The night air was cooler now, as summer waned into autumn, but the heavy coronation finery worn by the diners, the great quantities of wine and beer they consumed, and the leaping flames of the torches combined to overheat the scene.

The gathering was earnestly merry, with a few notable exceptions. Chief among the melancholy was the new emperor himself.

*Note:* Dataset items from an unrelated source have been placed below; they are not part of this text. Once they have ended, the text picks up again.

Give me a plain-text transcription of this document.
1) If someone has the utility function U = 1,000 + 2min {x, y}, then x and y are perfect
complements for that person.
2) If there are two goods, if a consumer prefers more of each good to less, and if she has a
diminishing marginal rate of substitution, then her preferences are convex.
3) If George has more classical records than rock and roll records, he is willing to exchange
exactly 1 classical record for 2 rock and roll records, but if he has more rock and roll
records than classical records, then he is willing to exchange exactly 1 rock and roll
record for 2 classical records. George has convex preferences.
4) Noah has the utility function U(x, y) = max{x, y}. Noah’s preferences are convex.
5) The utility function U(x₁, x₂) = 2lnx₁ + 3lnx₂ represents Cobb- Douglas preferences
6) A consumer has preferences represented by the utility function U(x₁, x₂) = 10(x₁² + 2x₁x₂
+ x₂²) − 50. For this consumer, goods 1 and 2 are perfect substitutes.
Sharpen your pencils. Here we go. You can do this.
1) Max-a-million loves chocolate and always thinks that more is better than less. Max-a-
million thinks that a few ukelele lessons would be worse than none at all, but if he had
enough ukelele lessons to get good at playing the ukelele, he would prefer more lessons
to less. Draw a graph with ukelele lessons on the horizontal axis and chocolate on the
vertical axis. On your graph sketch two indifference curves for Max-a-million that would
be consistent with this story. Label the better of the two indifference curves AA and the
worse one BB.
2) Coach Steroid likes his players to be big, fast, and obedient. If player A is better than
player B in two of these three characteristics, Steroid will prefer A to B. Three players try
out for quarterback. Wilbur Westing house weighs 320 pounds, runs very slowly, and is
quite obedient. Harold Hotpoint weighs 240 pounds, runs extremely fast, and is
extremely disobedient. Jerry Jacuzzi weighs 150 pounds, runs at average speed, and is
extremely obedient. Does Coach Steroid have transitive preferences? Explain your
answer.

Ackal IV sat in his oversized chair, listlessly taking in the fantastic scene. Gray-faced and sweating, his earlier vigor had faded under the great weight of his new position. As regent, Amaltar had ruled the empire for twelve years, but no matter how much power he’d held, it had always been wielded in his father’s name. Now he was emperor in truth. There was no one above him, no other name to invoke to settle disputes. Everything rested on his own shoulders. The Ergoth Empire was a prodigious burden. Another man might have reveled in the glory, in the unbridled power that was now his to command. Ackal IV looked miserable.

The emperor’s apparent gloom infected Tol’s mood, or perhaps it was the quantity of beer he had drunk. Between toasts offered by the Dom-shu sisters on his left and salutes offered by the warlords on his right, Tol was imbibing much more than usual.

Valaran was seated only steps away from him, yet she might as well have been perched on the red moon. Cool and regal amid the raucous celebration, she seemed totally unruffled by the loud talk and the oppressive heat of torches, braziers, and open hearths. Tol itched to stalk across the narrow gap separating them and take her for his own, as he had Tarsis or the Blood Fleet.